Department of Internal Medicine and Chest Diseases, EA3878, CIC-INSERM1412, Brest University Hospital, European University of Occidental Brittany, Brest, France.
Int J Cardiol. 2018 Jul 1;262:1-8. doi: 10.1016/j.ijcard.2018.02.044. Epub 2018 Feb 13.
Women show greater mortality after acute myocardial infarction. We decided to investigate whether gender affects delays and impacts in-hospital mortality in a large population.
We performed a patient-level analysis of 7 French MI registries from different regions from January 2005 to December 2012. All patients with acute STEMI were included within 12 h from symptom onset and a first medical contact with a mobile intensive care unit an emergency department of a hospital with percutaneous coronary intervention facility. Primary study outcomes were STEMI, patient and system, delays. Secondary outcome was in-hospital mortality. 16,733 patients were included with 4021 females (24%). Women were significantly older (mean age 70.6 vs 60.6), with higher diabetes (19.6% vs 15.4%) and hypertension rates (58.7% vs 38.8%). Patient delay was longer in women with adjusted mean difference of 14.4 min (p < 0.001); system delay did not differ. In-hospital death occurred 3 times more in women. This disadvantage persisted strongly adjusting for age, therapeutic strategy and delay with a 1.85 (1.32-2.61) adjusted hazard ratio.
This overview of 16,733 real-life consecutive STEMI patients in prospective registries over an extensive period strongly indicates gender-related discrepancies, highlighting clinically relevant delays in seeking medical attention. However, higher in-hospital mortality was not totally explained by clinical characteristics or delays. Dedicated studies of specific mechanisms underlying this female disadvantage are mandatory to reduce this gender gap.

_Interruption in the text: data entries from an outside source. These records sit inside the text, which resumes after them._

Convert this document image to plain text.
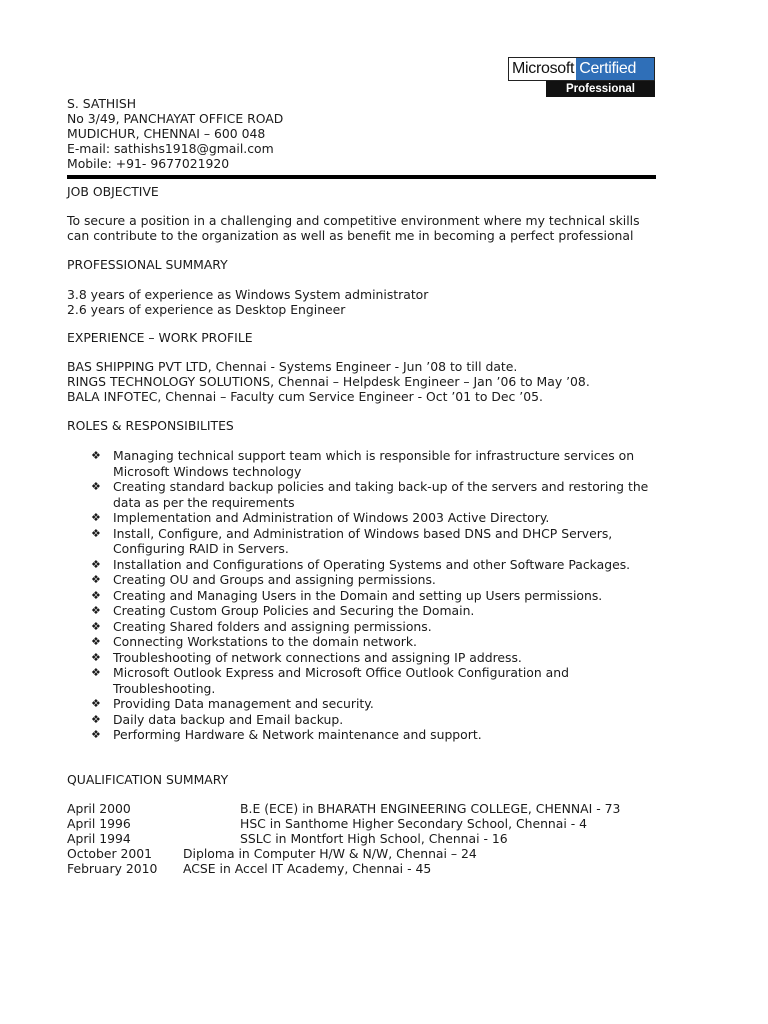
Microsoft Certified
Professional
S. SATHISH
No 3/49, PANCHAYAT OFFICE ROAD
MUDICHUR, CHENNAI – 600 048
E-mail: sathishs1918@gmail.com
Mobile: +91- 9677021920
JOB OBJECTIVE
To secure a position in a challenging and competitive environment where my technical skills
can contribute to the organization as well as benefit me in becoming a perfect professional
PROFESSIONAL SUMMARY
3.8 years of experience as Windows System administrator
2.6 years of experience as Desktop Engineer
EXPERIENCE – WORK PROFILE
BAS SHIPPING PVT LTD, Chennai - Systems Engineer - Jun ’08 to till date.
RINGS TECHNOLOGY SOLUTIONS, Chennai – Helpdesk Engineer – Jan ’06 to May ’08.
BALA INFOTEC, Chennai – Faculty cum Service Engineer - Oct ’01 to Dec ’05.
ROLES & RESPONSIBILITES
❖ Managing technical support team which is responsible for infrastructure services on
Microsoft Windows technology
❖ Creating standard backup policies and taking back-up of the servers and restoring the
data as per the requirements
❖ Implementation and Administration of Windows 2003 Active Directory.
❖ Install, Configure, and Administration of Windows based DNS and DHCP Servers,
Configuring RAID in Servers.
❖ Installation and Configurations of Operating Systems and other Software Packages.
❖ Creating OU and Groups and assigning permissions.
❖ Creating and Managing Users in the Domain and setting up Users permissions.
❖ Creating Custom Group Policies and Securing the Domain.
❖ Creating Shared folders and assigning permissions.
❖ Connecting Workstations to the domain network.
❖ Troubleshooting of network connections and assigning IP address.
❖ Microsoft Outlook Express and Microsoft Office Outlook Configuration and
Troubleshooting.
❖ Providing Data management and security.
❖ Daily data backup and Email backup.
❖ Performing Hardware & Network maintenance and support.
QUALIFICATION SUMMARY
April 2000	B.E (ECE) in BHARATH ENGINEERING COLLEGE, CHENNAI - 73
April 1996	HSC in Santhome Higher Secondary School, Chennai - 4
April 1994	SSLC in Montfort High School, Chennai - 16
October 2001 Diploma in Computer H/W & N/W, Chennai – 24
February 2010 ACSE in Accel IT Academy, Chennai - 45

女性在急性心肌梗死(AMI)后死亡率更高。我们决定研究在一个大人群中,性别是否会影响住院死亡率的延迟和影响。
我们对 2005 年 1 月至 2012 年 12 月期间来自法国不同地区的 7 个 AMI 注册中心进行了患者水平分析。所有符合急性 ST 段抬高型心肌梗死(STEMI)标准的患者均在发病后 12 小时内纳入,通过移动重症监护单元首次与医疗机构(具有经皮冠状动脉介入治疗能力的医院的急诊部门)取得联系。主要研究结局是 STEMI、患者和系统延迟。次要结局是住院死亡率。共纳入 16733 例患者,其中 4021 例为女性(24%)。女性患者年龄明显较大(平均年龄 70.6 岁 vs 60.6 岁),糖尿病(19.6% vs 15.4%)和高血压(58.7% vs 38.8%)发生率更高。女性患者的就诊延迟时间更长,调整后的平均差异为 14.4 分钟(p<0.001);系统延迟无差异。女性住院死亡率高出三倍。在调整年龄、治疗策略和延迟因素后,这种劣势仍然存在,调整后的风险比为 1.85(1.32-2.61)。
这项对 16733 例连续的 STEMI 患者在广泛时期内进行的前瞻性注册研究的综述,强烈表明存在与性别相关的差异,突出了在寻求医疗帮助方面存在明显的延迟。然而,较高的住院死亡率并不能完全用临床特征或延迟来解释。必须进行专门的研究,以了解导致女性处于不利地位的具体机制,从而缩小这种性别差距。